He estado el tiempo suficiente como para notar con qué frecuencia la “tokenización” se trata como el destino. Pones una afirmación en una blockchain, le das un ticker y, de repente, todo el mundo habla de reinventar las finanzas. Aun así, no estoy convencido de que cambie mucho cuando el ciclo de vida del activo continúa en otro lugar.

Por eso me llamó la atención la distinción de Dusk entre activos tokenizados y emisión nativa. Lo interesante no es simplemente poner valores en cadena. Es que la emisión, la elegibilidad, las reglas de transferencia, la divulgación y la liquidación estén diseñadas desde el inicio en torno al mismo ciclo de vida.

Los reguladores europeos están explorando el trading y la liquidación basados en DLT, así que esto no es solo un experimento mental nativo de las criptomonedas. Pero los mercados regulados no perdonan.

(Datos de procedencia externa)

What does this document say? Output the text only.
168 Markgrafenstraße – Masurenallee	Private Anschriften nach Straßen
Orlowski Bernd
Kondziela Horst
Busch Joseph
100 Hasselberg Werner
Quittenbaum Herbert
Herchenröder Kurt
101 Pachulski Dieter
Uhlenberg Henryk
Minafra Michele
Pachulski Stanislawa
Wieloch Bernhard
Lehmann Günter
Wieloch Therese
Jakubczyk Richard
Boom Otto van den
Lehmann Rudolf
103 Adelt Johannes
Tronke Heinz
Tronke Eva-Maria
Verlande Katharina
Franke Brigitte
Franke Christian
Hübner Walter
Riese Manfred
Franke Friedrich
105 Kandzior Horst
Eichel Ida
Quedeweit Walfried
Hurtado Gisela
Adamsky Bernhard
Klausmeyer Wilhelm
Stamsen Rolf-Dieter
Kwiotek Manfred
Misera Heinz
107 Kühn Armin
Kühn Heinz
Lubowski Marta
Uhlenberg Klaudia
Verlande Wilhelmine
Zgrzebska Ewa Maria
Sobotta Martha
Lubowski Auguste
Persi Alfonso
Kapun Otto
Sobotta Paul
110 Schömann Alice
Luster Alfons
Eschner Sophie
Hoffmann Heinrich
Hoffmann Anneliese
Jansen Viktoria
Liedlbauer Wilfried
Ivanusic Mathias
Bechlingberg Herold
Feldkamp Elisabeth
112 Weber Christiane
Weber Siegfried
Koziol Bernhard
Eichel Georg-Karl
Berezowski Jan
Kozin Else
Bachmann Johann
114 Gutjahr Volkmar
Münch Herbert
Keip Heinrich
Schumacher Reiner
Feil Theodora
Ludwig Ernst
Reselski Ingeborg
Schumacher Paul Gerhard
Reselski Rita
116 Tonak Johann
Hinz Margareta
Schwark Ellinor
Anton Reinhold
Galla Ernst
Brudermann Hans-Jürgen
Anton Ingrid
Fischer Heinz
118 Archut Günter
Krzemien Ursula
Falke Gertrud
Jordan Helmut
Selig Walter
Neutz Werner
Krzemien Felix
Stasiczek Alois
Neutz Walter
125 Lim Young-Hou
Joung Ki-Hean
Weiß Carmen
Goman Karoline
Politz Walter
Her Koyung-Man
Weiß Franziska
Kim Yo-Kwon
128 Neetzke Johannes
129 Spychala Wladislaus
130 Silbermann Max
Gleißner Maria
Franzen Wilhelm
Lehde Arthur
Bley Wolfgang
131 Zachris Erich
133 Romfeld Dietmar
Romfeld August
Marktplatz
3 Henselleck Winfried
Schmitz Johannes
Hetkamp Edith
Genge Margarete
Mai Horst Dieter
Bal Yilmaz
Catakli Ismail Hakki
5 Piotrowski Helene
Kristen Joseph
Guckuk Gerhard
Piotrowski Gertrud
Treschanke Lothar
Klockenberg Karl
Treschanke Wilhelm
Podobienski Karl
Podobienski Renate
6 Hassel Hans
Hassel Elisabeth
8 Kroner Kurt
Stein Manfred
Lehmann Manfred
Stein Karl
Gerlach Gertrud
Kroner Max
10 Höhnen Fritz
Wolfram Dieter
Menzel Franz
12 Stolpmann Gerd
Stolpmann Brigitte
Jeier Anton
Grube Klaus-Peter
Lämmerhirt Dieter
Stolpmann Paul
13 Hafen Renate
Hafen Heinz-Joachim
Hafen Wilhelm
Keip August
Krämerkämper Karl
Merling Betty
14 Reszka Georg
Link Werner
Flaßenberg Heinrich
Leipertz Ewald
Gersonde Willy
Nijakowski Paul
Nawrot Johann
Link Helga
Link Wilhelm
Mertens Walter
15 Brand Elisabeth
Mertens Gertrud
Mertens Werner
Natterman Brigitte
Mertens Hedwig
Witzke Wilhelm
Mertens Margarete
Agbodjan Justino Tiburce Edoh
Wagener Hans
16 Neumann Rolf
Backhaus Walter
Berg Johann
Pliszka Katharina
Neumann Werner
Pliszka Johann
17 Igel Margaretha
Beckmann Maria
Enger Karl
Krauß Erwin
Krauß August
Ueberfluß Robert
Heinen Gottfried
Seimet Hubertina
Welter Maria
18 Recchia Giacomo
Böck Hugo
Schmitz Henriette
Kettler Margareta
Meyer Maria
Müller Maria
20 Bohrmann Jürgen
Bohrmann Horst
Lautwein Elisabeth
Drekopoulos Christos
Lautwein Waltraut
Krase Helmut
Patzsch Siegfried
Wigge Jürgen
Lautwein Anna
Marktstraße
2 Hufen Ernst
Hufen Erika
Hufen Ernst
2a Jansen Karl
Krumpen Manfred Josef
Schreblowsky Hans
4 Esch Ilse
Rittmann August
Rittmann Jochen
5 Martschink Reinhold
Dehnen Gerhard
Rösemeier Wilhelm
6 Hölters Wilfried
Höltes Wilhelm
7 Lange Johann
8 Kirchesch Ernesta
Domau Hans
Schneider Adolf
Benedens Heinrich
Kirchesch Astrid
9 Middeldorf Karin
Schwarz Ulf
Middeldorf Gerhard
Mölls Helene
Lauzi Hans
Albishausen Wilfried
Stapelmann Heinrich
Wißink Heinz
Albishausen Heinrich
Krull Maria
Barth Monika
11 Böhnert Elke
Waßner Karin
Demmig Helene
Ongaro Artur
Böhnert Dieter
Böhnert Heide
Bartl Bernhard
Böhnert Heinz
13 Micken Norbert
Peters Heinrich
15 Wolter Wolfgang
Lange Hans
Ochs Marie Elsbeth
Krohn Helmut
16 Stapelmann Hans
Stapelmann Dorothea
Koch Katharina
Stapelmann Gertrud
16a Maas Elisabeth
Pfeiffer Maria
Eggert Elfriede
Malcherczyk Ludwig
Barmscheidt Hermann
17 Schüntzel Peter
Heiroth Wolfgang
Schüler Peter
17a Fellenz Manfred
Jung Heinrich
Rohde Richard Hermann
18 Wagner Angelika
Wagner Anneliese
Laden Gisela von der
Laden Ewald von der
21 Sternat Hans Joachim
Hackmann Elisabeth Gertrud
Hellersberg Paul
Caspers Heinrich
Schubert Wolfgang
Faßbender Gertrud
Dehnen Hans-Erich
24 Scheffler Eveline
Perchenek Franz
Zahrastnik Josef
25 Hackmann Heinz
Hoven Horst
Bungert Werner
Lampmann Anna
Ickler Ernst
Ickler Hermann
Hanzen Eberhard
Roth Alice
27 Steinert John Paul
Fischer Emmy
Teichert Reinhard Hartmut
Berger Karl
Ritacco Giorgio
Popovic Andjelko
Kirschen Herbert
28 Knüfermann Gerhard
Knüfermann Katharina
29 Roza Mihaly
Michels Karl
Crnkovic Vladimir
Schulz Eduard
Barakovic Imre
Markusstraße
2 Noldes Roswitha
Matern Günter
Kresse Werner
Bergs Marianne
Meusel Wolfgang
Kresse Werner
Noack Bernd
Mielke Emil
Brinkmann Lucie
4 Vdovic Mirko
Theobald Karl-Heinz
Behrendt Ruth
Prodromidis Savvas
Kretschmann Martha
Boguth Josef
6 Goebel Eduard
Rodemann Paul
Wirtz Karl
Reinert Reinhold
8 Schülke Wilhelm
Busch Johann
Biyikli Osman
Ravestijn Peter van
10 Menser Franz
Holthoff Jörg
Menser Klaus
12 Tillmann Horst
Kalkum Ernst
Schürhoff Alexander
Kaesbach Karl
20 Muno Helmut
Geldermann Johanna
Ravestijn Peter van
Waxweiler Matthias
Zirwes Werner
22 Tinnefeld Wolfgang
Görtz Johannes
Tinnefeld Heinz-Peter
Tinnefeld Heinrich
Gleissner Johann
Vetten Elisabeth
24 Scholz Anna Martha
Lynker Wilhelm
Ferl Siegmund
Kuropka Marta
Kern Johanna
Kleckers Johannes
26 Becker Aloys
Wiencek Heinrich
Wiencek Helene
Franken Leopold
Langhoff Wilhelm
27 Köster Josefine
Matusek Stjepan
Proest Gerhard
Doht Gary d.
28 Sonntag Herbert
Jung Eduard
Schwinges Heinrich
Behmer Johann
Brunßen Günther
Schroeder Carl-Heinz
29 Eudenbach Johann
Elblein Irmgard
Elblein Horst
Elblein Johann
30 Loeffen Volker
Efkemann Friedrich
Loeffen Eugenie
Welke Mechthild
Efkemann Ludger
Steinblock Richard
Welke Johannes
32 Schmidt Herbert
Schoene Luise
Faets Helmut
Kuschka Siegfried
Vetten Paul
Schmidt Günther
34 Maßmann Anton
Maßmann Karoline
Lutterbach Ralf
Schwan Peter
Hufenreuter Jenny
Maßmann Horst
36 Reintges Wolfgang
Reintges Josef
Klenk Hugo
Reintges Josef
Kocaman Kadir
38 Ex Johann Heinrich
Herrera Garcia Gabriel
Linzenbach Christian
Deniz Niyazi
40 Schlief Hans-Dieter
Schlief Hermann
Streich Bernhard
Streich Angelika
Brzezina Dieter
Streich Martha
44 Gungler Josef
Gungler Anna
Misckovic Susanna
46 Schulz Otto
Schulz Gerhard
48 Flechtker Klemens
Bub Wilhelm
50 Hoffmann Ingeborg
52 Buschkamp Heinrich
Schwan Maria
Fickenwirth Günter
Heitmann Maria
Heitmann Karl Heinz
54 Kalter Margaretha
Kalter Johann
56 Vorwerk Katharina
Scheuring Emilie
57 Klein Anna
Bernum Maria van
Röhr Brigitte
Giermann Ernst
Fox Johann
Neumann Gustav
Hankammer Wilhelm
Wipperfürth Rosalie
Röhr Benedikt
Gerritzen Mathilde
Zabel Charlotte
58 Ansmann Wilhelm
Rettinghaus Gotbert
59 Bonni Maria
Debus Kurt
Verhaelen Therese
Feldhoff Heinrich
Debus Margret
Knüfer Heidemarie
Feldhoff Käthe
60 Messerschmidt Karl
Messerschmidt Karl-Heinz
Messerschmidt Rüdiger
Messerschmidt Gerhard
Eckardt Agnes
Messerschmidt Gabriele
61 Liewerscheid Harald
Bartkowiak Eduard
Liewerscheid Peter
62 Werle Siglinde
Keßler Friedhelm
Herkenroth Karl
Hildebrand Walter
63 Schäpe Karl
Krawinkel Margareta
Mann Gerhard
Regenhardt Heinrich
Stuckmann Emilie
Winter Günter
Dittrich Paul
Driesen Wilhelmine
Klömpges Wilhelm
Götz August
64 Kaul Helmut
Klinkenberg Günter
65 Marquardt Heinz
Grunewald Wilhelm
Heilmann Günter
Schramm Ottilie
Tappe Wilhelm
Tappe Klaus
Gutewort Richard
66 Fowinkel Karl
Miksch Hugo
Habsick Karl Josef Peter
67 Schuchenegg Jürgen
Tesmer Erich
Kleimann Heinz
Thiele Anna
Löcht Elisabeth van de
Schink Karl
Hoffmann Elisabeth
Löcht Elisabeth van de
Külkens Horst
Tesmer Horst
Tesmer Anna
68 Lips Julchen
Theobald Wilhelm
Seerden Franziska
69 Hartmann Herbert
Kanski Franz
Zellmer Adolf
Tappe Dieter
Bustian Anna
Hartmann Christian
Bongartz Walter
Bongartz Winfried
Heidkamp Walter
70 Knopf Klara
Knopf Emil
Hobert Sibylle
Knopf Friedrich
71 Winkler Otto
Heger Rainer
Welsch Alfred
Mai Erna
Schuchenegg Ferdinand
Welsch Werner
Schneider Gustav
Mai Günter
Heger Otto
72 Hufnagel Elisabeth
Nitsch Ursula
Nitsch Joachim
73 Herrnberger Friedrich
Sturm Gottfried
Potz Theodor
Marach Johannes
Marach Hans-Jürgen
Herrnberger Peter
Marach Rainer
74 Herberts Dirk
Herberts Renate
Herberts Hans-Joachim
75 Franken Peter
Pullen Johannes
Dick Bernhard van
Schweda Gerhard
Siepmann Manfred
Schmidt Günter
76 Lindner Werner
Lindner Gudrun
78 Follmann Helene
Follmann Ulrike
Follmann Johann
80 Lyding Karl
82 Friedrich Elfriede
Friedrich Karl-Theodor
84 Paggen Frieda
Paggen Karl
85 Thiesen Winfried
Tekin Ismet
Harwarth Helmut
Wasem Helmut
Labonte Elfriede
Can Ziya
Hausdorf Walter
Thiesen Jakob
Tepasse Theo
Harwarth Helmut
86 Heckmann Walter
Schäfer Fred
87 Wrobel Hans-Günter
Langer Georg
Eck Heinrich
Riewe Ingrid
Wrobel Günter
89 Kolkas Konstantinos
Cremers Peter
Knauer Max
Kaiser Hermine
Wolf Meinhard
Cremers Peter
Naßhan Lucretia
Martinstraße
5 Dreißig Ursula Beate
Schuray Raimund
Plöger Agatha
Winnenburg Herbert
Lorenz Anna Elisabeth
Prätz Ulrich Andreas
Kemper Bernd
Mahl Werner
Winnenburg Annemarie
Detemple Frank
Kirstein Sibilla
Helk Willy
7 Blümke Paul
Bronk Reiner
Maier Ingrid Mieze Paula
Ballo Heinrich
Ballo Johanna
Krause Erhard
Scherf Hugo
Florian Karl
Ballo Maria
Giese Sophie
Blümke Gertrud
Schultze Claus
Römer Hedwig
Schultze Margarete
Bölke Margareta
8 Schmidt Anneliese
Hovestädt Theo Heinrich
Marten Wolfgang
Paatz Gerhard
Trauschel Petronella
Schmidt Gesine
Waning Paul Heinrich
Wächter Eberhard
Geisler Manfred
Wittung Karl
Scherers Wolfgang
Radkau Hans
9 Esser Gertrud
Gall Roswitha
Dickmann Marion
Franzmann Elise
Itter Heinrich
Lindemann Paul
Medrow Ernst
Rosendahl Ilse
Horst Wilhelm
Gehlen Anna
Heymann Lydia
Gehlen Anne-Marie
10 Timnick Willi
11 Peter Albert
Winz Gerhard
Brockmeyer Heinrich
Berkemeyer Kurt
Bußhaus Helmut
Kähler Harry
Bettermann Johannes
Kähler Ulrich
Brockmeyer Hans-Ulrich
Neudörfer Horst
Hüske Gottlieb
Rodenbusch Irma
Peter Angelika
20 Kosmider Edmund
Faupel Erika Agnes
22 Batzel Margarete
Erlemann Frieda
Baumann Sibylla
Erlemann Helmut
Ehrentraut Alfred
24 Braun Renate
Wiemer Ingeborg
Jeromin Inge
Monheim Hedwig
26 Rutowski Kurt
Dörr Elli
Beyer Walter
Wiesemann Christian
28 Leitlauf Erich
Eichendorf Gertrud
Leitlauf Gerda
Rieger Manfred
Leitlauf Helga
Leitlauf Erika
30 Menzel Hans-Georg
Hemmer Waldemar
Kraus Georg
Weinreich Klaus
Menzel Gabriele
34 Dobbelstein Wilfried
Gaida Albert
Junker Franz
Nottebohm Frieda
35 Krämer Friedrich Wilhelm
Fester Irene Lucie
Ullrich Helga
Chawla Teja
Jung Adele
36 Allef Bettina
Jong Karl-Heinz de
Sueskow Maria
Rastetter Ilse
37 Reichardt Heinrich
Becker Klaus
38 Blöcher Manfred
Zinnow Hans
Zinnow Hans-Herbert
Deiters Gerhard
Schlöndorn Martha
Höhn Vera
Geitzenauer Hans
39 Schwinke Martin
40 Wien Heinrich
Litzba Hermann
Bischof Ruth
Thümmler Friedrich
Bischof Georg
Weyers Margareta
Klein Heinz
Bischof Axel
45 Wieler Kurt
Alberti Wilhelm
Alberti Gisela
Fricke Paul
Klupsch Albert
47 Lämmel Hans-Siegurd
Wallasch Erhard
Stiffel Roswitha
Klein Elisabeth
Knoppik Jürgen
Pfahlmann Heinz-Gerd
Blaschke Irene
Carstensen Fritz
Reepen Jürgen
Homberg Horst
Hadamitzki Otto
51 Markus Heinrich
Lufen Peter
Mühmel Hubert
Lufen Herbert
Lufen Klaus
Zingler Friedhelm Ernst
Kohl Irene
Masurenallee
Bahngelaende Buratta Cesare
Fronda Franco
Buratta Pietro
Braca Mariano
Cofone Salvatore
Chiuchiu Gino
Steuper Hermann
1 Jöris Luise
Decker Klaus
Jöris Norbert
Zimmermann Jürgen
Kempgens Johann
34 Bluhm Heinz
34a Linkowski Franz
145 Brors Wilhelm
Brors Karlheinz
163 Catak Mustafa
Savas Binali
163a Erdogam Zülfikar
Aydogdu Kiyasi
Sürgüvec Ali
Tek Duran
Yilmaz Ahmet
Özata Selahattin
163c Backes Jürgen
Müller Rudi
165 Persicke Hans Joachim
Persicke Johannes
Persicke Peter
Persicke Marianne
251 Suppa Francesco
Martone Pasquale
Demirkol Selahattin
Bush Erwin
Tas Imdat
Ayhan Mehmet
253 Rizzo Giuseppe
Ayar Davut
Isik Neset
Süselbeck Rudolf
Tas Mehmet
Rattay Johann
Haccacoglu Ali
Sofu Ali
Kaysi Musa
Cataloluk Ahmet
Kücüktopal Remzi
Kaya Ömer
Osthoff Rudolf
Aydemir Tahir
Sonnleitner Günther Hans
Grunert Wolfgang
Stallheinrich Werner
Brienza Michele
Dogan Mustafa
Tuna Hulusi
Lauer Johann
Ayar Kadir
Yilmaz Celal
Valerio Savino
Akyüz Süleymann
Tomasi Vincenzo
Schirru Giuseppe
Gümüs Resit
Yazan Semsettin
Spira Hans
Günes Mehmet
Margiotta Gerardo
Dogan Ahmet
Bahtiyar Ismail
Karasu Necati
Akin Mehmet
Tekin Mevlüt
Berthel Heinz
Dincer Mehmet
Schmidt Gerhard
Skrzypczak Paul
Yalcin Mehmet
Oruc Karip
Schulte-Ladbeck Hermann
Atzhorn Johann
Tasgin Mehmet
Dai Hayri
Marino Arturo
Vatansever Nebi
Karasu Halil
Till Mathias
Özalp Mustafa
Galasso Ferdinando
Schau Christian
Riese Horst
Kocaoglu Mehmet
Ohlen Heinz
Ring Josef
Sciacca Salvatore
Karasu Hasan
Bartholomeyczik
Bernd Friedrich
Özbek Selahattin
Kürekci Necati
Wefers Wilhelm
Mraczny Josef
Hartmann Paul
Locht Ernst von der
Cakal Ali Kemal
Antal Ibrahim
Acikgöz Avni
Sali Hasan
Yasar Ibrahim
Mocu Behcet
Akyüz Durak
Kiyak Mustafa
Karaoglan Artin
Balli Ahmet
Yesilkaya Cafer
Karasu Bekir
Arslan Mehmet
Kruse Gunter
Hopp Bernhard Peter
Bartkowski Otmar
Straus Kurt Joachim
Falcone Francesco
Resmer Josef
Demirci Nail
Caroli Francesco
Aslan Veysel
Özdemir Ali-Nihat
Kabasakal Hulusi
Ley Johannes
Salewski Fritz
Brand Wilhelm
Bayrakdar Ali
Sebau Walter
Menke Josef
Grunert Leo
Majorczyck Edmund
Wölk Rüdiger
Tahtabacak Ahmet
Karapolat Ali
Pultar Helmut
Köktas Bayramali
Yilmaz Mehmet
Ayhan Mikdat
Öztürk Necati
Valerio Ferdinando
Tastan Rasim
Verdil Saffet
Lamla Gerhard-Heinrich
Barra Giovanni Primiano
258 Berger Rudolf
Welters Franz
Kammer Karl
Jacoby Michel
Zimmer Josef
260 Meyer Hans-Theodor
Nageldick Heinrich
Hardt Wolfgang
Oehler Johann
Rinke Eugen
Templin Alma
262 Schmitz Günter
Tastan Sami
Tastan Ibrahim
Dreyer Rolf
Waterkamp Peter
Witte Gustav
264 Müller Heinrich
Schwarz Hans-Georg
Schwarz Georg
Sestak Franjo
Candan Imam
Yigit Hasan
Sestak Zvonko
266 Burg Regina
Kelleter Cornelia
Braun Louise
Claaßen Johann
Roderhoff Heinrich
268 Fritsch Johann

La privacidad tiene que convivir con la supervisión, los registros de propiedad tienen que significar algo legalmente y las instituciones necesitan una infraestructura que funcione más allá de una demostración.

Sigo preguntándome hasta dónde puede llegar la emisión nativa una vez que entren en escena emisores reales, recintos y sus inversores. Dusk está construyendo en torno a esa pregunta, pero la prueba difícil sigue siendo: ¿la versión en cadena puede eliminar la fricción suficiente como para justificar cambiar el sistema antiguo?

Ahí es donde estaré mirando.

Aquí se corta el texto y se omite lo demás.